The foreign investment will hopefully create a boost in Mexican oil innovation and productivity. An estimated 27 billion barrels of deepwater oil reserves exist in the Gulf of Mexico, and Mexican reserves remain largely unexplored. Additionally, Pemex currently has the lowest oil production per worker, at 24.5 barrels per day per employee as compared to 37.5 for Shell, 38.9 for British Petroleum, 55.1 for ExxonMobil, 78.4 for Norway’s Statoil, and 76.4 for Columbia’s Ecopetrol.

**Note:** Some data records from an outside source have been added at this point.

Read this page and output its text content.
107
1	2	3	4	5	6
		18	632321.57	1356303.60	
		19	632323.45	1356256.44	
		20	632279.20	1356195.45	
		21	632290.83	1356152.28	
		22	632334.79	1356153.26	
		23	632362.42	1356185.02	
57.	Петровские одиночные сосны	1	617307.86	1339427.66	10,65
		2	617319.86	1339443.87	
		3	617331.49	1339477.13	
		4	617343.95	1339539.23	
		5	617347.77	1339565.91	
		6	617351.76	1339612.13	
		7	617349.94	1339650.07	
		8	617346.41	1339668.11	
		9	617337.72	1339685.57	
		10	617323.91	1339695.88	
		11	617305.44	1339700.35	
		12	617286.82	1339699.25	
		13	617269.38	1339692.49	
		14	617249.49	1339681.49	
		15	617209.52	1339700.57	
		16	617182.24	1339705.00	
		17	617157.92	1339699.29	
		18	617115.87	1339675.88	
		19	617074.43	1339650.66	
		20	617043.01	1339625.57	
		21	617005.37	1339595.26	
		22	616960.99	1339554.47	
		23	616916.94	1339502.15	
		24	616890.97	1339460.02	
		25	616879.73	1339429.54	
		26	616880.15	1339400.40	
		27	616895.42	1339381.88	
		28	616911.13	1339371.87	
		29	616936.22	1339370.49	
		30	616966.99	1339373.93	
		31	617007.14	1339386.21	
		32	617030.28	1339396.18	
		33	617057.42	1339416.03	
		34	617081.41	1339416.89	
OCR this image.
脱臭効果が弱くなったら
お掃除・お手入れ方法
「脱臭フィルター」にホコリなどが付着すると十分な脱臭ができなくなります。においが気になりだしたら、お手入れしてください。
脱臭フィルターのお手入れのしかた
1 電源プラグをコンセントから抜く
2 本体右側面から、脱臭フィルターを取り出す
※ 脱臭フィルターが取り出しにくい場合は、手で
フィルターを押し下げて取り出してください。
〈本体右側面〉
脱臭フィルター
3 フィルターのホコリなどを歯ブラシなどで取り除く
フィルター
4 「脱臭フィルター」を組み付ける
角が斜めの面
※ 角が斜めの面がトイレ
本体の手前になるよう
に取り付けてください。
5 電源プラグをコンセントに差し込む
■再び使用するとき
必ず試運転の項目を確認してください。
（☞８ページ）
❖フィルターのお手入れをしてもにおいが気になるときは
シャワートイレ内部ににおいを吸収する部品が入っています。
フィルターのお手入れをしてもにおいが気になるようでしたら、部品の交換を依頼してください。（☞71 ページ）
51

Pemex is working to combat its productivity problem by optimizing its human resources, which are among the least efficient in the industry, by training personnel and using them in other sectors of the company instead of conducting massive layoffs. Unlike other state held oil companies, like Columbia’s EcoPetrol, Brazil’s Petrobras, or Norway’s Statoil, Pemex maintains a large payroll with significant labor liabilities and low operating performance. In 2012, the company reported just over 151,000 workers working full- and part-time among its four subsidiaries. This number is twice the number of employees hired by private companies like ExxonMobil, who employs 76,900 employees and Shell, who employs 87,000 employees, and state-run companies like Petrobras, which employs 85,065, or even Statoil, which employs just 23,028. Some cite that Pemex’s production volumes do not justify the employment of so many workers and instead cite that the high employment contributes to the organization’s inefficiency.

The Mexican energy reform seeks to build a regulatory environment more conducive to foreign direct investment. Ideally, the new investment will increase competition and efficiency in the country. In the past ten years, the number of employees at Pemex has increased in management areas – which have increased 100 percent, supervisory areas, which have increased 50 percent, and operations, which have increased 12-15 percent. Pemex is aware of its over-hiring in administration, and it will result in near-zero levels of hiring in administration for the next several years. Conversely, due to the projected increase in oil extraction along the gulf coast, additional hiring in field positions is expected.

Ultimately, the Mexican Congress and Pemex will need to shift to compete in a more global world. Norway’s Statoil serves as a good model. With an employee base 6.6 times below that of Pemex, the Norwegian-run oil company is one of the most profitable and developed in the world. How much Mexico’s oil industry is able to grow through increases in efficiency as a result of the new legislation will be determined by the amount of foreign investment, partnerships, and hopeful reduction in corruption within the industry.